De Commissie zal naar verwachting haar Mededeling over risico- en crisisbeheer in de landbouw presenteren. Bij de definitieve aanneming van de verordeningen inzake de hervorming van het Gemeenschappelijk Landbouwbeleid in september 2003 heeft de Commissie in een verklaring aangekondigd dat zij specifieke maatregelen zou bestuderen om risico's, crises en natuurrampen in de landbouw aan te pakken en dat zij voor het einde van 2004 bij de Raad een verslag met passende voorstellen zou indienen.

Op het moment van schrijven heeft de Commissie haar Mededeling nog niet gepubliceerd. Een definitief standpunt kan ik pas formuleren wanneer ik bekend ben met de inhoud van het rapport. Belangrijk aandachtspunt voor mij bij de beoordeling van de voorstellen is de sterke eigen verantwoordelijkheid van de agrarische sector op het gebied van risicobeheer. In het verlengde hiervan vind ik het belangrijk dat de overheid private initiatieven niet verstoort door onduidelijkheid over de verantwoordelijkheidsverdeling bij risicobeheer in de landbouw.

Plattelandsontwikkelingsfonds (2007-2013)
(Oriënterend debat)

Het voorzitterschap heeft wederom een debat over de voorstellen voor het nieuwe EU- plattelandsbeleid voor de periode 2007-2013 geagendeerd. Het betreft een vervolg op het debat in de Raad van 28 februari jl.
Het debat zal zich concentreren op de volgende punten:
* presentatie van de hoofdlijnen van de EU-strategie voor plattelandsontwikkeling;

* voorstel van de Commissie inzake de minimale besteding van EU-gelden over de vier assen van de verordening (minimumpercentages).

Om tot een strategischer aanpak van de plattelandsontwikkeling te komen, stelt de Commissie in de ontwerpverordening voor om als eerste stap in de programmeringsfase een strategiedocument op te stellen waarin de prioriteiten van de EU worden uiteengezet. De EU-strategie moet vervolgens een richtinggevend kader bieden voor de nationale plattelandsstrategieën en programma's. Een formeel voorstel van de strategie wordt pas na besluitvorming over de verordening aan de Raad voorgelegd. Hoewel de discussie over de verordening nog loopt, legt de Commissie in dit stadium alvast aan de Raad de contouren voor van deze EU-strategie. Doel is vooral om de lidstaten een beeld te geven van wat de Commissie uiteindelijk zal voorstellen in de EU-strategie.

Voor wat betreft de hoofdlijnen van de communautaire strategie zal ik een definitief standpunt formuleren zodra mij de inhoud van de strategie bekend is. In principe kan ik de strategische benadering van de Commissie ondersteunen.

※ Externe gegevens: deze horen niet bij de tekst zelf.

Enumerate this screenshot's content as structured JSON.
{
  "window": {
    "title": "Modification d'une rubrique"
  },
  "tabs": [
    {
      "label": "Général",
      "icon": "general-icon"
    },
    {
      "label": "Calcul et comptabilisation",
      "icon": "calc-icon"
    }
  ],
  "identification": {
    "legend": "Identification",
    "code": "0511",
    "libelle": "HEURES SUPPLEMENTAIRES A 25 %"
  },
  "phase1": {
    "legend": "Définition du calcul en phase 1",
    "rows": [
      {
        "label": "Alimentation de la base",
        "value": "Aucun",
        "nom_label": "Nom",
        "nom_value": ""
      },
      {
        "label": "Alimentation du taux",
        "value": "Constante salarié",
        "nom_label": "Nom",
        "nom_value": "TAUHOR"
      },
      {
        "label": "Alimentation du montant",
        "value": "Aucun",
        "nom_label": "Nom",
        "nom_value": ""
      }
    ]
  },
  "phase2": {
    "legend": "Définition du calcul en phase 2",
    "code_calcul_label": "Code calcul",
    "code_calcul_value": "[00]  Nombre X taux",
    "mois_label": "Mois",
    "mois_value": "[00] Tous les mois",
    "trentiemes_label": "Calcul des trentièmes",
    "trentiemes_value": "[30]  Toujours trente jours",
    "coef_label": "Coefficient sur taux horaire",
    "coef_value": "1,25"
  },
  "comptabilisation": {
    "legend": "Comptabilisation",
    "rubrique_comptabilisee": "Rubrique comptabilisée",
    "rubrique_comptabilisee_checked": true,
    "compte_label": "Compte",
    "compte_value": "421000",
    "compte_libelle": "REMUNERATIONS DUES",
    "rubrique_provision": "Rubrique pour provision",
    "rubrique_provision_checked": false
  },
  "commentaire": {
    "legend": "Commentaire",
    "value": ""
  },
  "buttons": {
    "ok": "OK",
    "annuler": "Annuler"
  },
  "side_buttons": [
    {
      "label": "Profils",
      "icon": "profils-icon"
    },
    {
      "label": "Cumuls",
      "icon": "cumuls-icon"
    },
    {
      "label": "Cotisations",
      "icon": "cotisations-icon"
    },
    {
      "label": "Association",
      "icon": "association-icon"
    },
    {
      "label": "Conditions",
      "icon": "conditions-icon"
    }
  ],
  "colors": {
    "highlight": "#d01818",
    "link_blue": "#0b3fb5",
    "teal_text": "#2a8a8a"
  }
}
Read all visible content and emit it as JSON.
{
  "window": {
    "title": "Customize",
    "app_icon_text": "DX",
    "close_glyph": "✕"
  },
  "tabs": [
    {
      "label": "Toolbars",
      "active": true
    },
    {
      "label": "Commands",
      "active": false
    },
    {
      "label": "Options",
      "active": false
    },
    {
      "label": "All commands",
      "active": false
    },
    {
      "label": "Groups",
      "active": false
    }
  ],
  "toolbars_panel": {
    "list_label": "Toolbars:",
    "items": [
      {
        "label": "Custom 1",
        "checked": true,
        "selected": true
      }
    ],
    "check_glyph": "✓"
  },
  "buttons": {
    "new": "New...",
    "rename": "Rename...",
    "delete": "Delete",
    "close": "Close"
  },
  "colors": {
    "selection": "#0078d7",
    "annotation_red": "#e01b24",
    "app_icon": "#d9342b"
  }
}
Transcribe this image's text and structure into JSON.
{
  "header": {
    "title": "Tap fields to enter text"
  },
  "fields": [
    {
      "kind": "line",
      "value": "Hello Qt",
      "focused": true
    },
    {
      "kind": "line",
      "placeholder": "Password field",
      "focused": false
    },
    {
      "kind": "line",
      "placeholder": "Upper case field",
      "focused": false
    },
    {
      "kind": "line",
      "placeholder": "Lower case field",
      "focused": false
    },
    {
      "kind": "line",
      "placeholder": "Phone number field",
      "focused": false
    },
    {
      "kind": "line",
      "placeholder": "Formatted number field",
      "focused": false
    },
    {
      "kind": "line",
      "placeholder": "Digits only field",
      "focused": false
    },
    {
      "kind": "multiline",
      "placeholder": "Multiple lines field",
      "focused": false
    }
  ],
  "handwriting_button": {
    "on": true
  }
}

Een dergelijke strategie moet mijns inziens de toegevoegde waarde van een communautair plattelandsbeleid invulling geven. Wel ben ik van mening dat het plattelandsbeleid ook terdege rekening moet houden met de specifieke situaties en diversiteit van plattelandsgebieden in de EU.
Er moet voldoende ruimte blijven voor nationale invulling van het plattelandsbeleid.
De ontwerp-plattelandsverordening kent zeer uitgesproken doelstellingen en maatregelen. Daarom vind ik dat een verdere inperking van de flexibiliteit voor de lidstaten via de EU-strategie ongewenst is.

Om tot een evenwichtige strategie te komen stelt de Commissie voor om tenminste 15% van de EU-middelen te besteden aan maatregelen onder as
1 (versterking concurrentiekracht) en as 3 (leefbaarheid en diversificatie). Tenminste 20% van de middelen zou onder as 2 (landbeheer) moeten worden besteed en 7% aan de Leader-as. Hoewel ik begrip heb voor het standpunt van de Commissie dat een evenwichtige programmering gewenst is, ben ik van mening dat het verplicht vastleggen van percentages indruist tegen de wens om voldoende rekening te houden met de diversiteit in de Europese plattelandsregio's. Bovendien beperkt het de mogelijkheden voor lidstaten om een flexibele invulling te geven aan het plattelandsbeleid en staat het op gespannen voet met het subsidiariteitsbeginsel. In het debat zal ik dan ook deze Nederlandse bezwaren aangeven.